The videotape shows Hayslett, 29, bending and squatting to replace a tail light on his truck, using power tools, sweeping the area in front of the garage and washing the windshield of a car.

"Surely he can work at something," Johnson said. "He should not be permitted to just write himself off."

But Hayslett testified that he was not working as an employee of the garage, and that he could not have done the activity captured on the videotape full time. The garage was owned by a friend, he said, and doing odd jobs there was a way to relieve his boredom while recovering from two back surgeries.

"There's no proof that he can do heavy work or lifting for an extended period of time," said Hayslett's attorney, Randy Appleton.

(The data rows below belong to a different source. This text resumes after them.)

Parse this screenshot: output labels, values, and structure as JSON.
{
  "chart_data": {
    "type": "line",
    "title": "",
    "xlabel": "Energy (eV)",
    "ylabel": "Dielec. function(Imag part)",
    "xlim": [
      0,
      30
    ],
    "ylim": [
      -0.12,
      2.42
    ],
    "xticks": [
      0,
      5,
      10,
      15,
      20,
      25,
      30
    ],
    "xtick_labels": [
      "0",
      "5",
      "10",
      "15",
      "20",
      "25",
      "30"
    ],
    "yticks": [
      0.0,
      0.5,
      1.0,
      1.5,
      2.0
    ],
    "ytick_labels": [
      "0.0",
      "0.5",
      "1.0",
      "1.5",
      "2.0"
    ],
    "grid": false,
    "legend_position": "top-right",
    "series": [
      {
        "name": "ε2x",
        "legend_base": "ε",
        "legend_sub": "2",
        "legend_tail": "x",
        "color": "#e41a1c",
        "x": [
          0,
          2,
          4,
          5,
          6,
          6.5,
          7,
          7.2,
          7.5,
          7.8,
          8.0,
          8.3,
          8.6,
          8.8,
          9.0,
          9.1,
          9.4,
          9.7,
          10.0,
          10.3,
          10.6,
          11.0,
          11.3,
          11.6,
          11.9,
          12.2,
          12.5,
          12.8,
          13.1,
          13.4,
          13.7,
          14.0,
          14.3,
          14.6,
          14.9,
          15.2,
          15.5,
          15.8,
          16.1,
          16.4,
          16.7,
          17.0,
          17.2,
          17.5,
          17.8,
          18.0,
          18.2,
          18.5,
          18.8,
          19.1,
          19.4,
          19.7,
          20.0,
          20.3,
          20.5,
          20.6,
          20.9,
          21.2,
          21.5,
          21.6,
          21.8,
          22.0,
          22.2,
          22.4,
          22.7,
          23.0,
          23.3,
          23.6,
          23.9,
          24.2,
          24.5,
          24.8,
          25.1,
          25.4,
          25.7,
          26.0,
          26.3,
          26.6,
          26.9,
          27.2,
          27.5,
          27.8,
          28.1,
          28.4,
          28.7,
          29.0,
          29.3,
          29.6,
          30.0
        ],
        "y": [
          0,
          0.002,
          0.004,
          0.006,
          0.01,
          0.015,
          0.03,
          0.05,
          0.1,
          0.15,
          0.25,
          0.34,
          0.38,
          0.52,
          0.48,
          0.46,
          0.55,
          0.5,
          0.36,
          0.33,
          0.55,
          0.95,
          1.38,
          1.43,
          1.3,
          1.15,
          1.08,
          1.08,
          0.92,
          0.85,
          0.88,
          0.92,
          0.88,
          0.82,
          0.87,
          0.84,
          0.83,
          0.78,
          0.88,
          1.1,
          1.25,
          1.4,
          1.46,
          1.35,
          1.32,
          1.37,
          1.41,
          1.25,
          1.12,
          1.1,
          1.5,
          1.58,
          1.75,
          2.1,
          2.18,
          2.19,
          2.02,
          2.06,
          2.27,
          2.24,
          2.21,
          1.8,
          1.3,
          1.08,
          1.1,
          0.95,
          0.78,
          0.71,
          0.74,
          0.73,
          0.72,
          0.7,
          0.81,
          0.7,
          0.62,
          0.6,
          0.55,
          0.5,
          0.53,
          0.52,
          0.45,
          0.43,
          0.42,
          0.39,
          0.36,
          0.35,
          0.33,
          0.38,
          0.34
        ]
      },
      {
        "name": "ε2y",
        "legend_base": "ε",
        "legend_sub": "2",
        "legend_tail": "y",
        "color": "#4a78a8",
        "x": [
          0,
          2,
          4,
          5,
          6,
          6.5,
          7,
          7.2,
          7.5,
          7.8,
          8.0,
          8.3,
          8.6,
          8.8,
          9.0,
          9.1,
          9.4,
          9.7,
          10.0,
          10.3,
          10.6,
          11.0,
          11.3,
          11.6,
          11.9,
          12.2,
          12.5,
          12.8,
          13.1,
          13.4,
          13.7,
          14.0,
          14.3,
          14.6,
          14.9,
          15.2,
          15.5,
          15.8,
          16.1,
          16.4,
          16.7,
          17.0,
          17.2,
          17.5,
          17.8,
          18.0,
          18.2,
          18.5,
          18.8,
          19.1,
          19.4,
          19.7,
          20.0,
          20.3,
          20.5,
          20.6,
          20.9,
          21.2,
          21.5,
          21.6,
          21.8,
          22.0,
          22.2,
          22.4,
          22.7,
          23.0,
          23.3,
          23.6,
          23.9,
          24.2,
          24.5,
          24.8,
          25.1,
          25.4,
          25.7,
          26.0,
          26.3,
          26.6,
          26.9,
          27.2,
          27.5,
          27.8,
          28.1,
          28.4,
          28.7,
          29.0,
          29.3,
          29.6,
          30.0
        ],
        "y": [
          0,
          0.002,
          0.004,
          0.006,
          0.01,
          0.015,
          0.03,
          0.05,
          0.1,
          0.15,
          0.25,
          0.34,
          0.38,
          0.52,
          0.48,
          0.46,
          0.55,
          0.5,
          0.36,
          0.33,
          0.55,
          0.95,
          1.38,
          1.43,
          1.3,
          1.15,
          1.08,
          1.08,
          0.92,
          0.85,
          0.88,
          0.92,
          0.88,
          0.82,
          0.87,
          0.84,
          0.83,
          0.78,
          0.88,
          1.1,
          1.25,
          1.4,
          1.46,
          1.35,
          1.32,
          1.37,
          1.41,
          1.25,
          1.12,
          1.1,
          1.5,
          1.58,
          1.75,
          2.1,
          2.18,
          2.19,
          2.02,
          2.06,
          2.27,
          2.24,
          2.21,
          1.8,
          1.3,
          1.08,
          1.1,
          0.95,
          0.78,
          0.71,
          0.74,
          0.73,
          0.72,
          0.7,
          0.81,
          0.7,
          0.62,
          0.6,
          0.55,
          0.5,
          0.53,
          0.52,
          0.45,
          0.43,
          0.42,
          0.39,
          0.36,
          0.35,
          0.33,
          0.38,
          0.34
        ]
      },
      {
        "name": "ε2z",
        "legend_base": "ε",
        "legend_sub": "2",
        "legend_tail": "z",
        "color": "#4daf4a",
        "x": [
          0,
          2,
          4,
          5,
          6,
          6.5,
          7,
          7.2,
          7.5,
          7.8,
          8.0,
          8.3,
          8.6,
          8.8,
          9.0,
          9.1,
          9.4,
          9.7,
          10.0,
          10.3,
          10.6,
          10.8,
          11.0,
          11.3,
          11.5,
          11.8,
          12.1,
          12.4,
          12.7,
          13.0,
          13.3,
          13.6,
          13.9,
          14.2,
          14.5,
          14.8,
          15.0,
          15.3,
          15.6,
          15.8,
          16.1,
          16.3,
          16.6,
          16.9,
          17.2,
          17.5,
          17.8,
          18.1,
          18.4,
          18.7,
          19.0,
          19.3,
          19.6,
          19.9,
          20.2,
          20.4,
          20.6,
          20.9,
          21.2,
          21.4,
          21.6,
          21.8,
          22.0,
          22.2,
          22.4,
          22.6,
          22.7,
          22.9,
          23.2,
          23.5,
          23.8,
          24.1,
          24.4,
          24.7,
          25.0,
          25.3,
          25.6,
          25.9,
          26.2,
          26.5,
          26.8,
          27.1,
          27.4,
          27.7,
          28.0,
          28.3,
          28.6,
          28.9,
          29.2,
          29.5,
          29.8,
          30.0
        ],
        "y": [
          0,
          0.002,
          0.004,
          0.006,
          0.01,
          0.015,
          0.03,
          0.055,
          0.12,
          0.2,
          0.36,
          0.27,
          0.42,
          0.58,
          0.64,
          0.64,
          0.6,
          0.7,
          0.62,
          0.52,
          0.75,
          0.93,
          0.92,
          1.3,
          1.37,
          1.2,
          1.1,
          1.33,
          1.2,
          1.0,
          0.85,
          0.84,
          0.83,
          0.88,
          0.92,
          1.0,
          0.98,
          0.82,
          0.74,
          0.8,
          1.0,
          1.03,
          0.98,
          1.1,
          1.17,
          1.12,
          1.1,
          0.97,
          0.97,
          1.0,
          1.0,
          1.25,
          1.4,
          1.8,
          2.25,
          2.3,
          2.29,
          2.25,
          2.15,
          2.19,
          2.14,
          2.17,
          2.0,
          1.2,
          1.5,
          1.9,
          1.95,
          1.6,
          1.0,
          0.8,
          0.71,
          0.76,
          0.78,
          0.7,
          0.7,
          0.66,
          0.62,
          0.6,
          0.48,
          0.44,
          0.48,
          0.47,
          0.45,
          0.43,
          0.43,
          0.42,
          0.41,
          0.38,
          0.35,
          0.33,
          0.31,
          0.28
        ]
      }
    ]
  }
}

Hayslett, who is from Eagle Rock, testified that he ruptured a disc in his back three years ago while building hopper cars in the railroad's shops. The injury happened when Hayslett was trying to guide an 884-pound metal beam down an incline, onto a work table.

Bob Auman, a spokesman for Norfolk Southern, declined to say how often and in what types of cases the railroad uses surveillance to investigate employees who have filed lawsuits against it.

"Surveillance is nothing new in investigating claims and crimes against the rail industry" - or any other industry, Auman said.

"The primary purpose is to verify that a person does in fact have an injury or a disability that he claims to have."